和菓子みたいに甘くして
『第5回「下野紘・巽悠衣子の小説家になろうラジオ」大賞』参加作品です。
今回のなろラジ大賞はここらで打ち止めかなと思いますが、その分色々込めたので、よろしければお楽しみください。
「付き合う前に言っておくわ。私はべたべた甘いのは苦手」
「そうか」
俺の告白に頷いた後、彼女はそう言った。
「付き合う以上好意を示すのは必要だと思う。でも周りからバカップルと言われるような振る舞いはしたくないの」
「それは俺もだ」
「そう」
頷く俺に、彼女は少し顔を綻ばせる。
「例えて言うなら、和菓子みたいな甘さがいいわ」
「和菓子?」
「そう。砂糖を控えめにして、塩で甘さを引き立てるような、そんな甘さ」
「まぁわかるような気もする。べたべたしない感じな」
「そ。脂っ気のない爽やかな甘さ。付き合っていくにしてもそんな関係でいたいの。それで構わない?」
「あぁ、わかった」
そうして俺達は、手を繋ぐ事もなく駅へと向かったのだった。
「と、そんな事を言っていた時代もあった訳ですが」
「んー?」
酒の入った妻は、俺の肩に頬を擦り寄せている。
あの時のクールさはどこへやら。
結婚してからというもの、外では自制しているものの、家ではでれでれだ。
別に嫌ではない。
全然嫌ではないのだが、あの時距離を置かれたようでちょっと傷付いた事を思うと、若干納得がいかない。
「なぁ、和菓子みたいな甘さってのはどうなったんだ?」
「え?」
「だって今これ、ケーキみたいな甘さだろ。嫌ではないけど」
「あぁ、あれ? ちゃんとしてるでしょ?」
どこがだろう。
「あなたが服をすぐ洗濯に出さない事とか、会社の飲み会でつい飲み過ぎる事とか、ちゃんと注意してるでしょ?」
「あ、うん、それはなかなか治せなくてごめん」
「いいの。そういうのをちゃんと伝えるのが、私は塩だと思ってる」
「塩?」
「そ。甘いだけだと飽きちゃうけど、ちゃんと引き締めるところは引き締めておけば、それ以外は好きって気持ちが引き立つでしょ?」
「……成程」
そういう意味でだったのか。
確かに妻は俺にも「何か不満があったら言ってね」と言ってくれて、料理の味付けなどは希望を伝えている。
不満が解消されれば、たとえされなくてもちゃんと伝えられたという事実があれば、後は好きな気持ちが残るだけだ。
「だから和菓子のように、か」
「そうよ。
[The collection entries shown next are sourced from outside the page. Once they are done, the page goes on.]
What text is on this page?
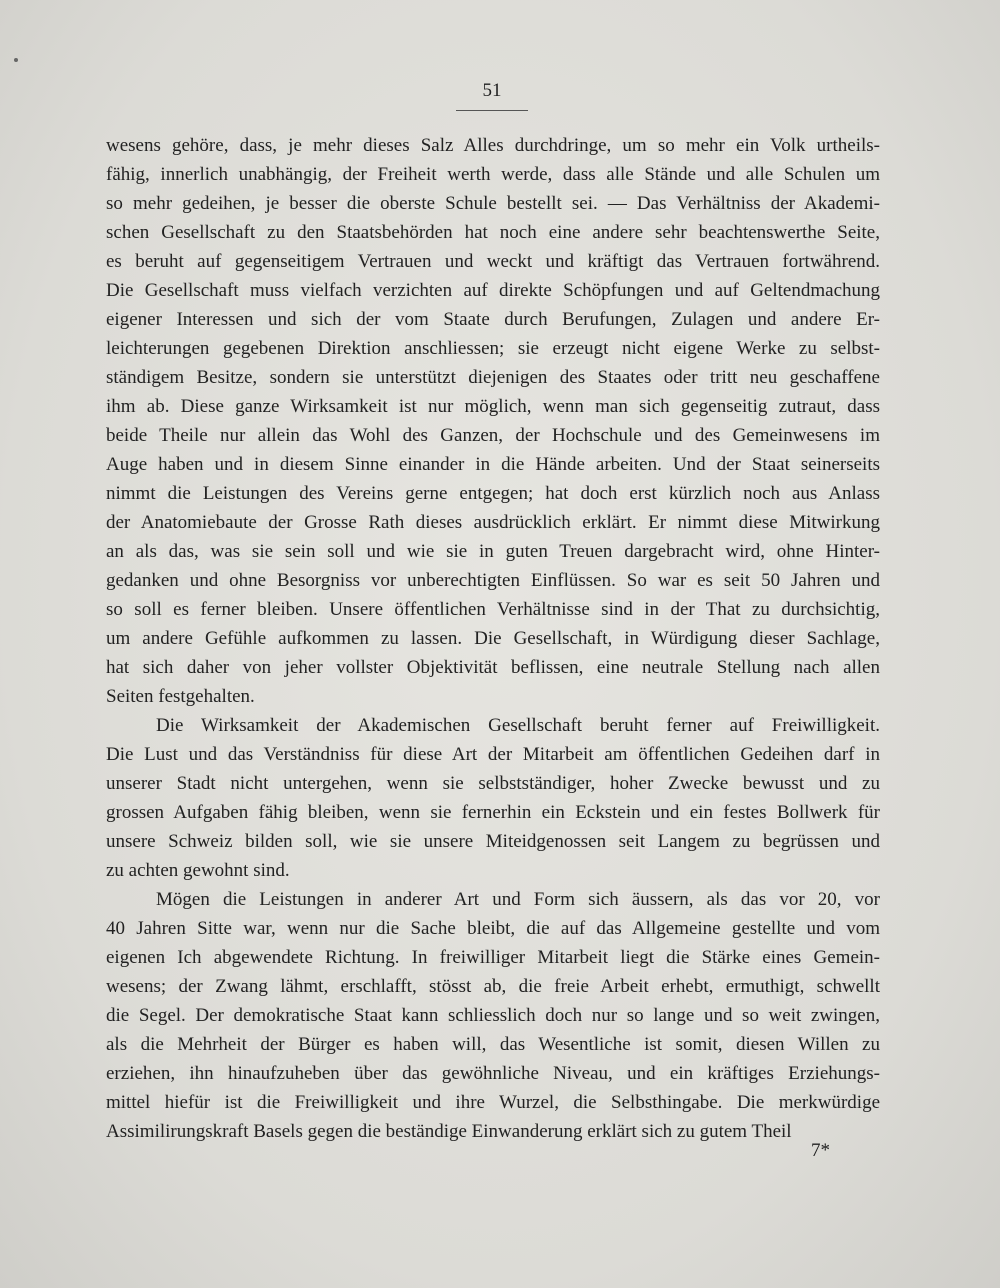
51
wesens gehöre, dass, je mehr dieses Salz Alles durchdringe, um so mehr ein Volk urtheils-
fähig, innerlich unabhängig, der Freiheit werth werde, dass alle Stände und alle Schulen um
so mehr gedeihen, je besser die oberste Schule bestellt sei. — Das Verhältniss der Akademi-
schen Gesellschaft zu den Staatsbehörden hat noch eine andere sehr beachtenswerthe Seite,
es beruht auf gegenseitigem Vertrauen und weckt und kräftigt das Vertrauen fortwährend.
Die Gesellschaft muss vielfach verzichten auf direkte Schöpfungen und auf Geltendmachung
eigener Interessen und sich der vom Staate durch Berufungen, Zulagen und andere Er-
leichterungen gegebenen Direktion anschliessen; sie erzeugt nicht eigene Werke zu selbst-
ständigem Besitze, sondern sie unterstützt diejenigen des Staates oder tritt neu geschaffene
ihm ab. Diese ganze Wirksamkeit ist nur möglich, wenn man sich gegenseitig zutraut, dass
beide Theile nur allein das Wohl des Ganzen, der Hochschule und des Gemeinwesens im
Auge haben und in diesem Sinne einander in die Hände arbeiten. Und der Staat seinerseits
nimmt die Leistungen des Vereins gerne entgegen; hat doch erst kürzlich noch aus Anlass
der Anatomiebaute der Grosse Rath dieses ausdrücklich erklärt. Er nimmt diese Mitwirkung
an als das, was sie sein soll und wie sie in guten Treuen dargebracht wird, ohne Hinter-
gedanken und ohne Besorgniss vor unberechtigten Einflüssen. So war es seit 50 Jahren und
so soll es ferner bleiben. Unsere öffentlichen Verhältnisse sind in der That zu durchsichtig,
um andere Gefühle aufkommen zu lassen. Die Gesellschaft, in Würdigung dieser Sachlage,
hat sich daher von jeher vollster Objektivität beflissen, eine neutrale Stellung nach allen
Seiten festgehalten.
Die Wirksamkeit der Akademischen Gesellschaft beruht ferner auf Freiwilligkeit.
Die Lust und das Verständniss für diese Art der Mitarbeit am öffentlichen Gedeihen darf in
unserer Stadt nicht untergehen, wenn sie selbstständiger, hoher Zwecke bewusst und zu
grossen Aufgaben fähig bleiben, wenn sie fernerhin ein Eckstein und ein festes Bollwerk für
unsere Schweiz bilden soll, wie sie unsere Miteidgenossen seit Langem zu begrüssen und
zu achten gewohnt sind.
Mögen die Leistungen in anderer Art und Form sich äussern, als das vor 20, vor
40 Jahren Sitte war, wenn nur die Sache bleibt, die auf das Allgemeine gestellte und vom
eigenen Ich abgewendete Richtung. In freiwilliger Mitarbeit liegt die Stärke eines Gemein-
wesens; der Zwang lähmt, erschlafft, stösst ab, die freie Arbeit erhebt, ermuthigt, schwellt
die Segel. Der demokratische Staat kann schliesslich doch nur so lange und so weit zwingen,
als die Mehrheit der Bürger es haben will, das Wesentliche ist somit, diesen Willen zu
erziehen, ihn hinaufzuheben über das gewöhnliche Niveau, und ein kräftiges Erziehungs-
mittel hiefür ist die Freiwilligkeit und ihre Wurzel, die Selbsthingabe. Die merkwürdige
Assimilirungskraft Basels gegen die beständige Einwanderung erklärt sich zu gutem Theil
7*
でもたまにはケーキみたいにどっぷり甘やかしてくれてもいいのよ?」
「……そうだな」
期待した目で見つめる妻に、俺は深呼吸すると、
「俺と結婚してくれてありがとう。心から愛してる」
妻の望む甘い言葉を耳元で囁いた。
「……やっぱりたまにでいいわ」
「……うん」
……俺達には、やはり和菓子の甘さが良いらしい。
読了ありがとうございます。
最初『和菓子の恩』とかで考えてて、洋菓子が抹茶や小豆の力を得て和風スイーツを発展させていった話とか書こうと思ったんですけど、感謝を述べながらもクリスマスに態度が豹変するケーキさんとか誰得だよと思い、真っ当な方向で書いてみました。
……うそ、私の描きやすいジャンル、甘すぎ……?
お楽しみいただけましたら幸いです。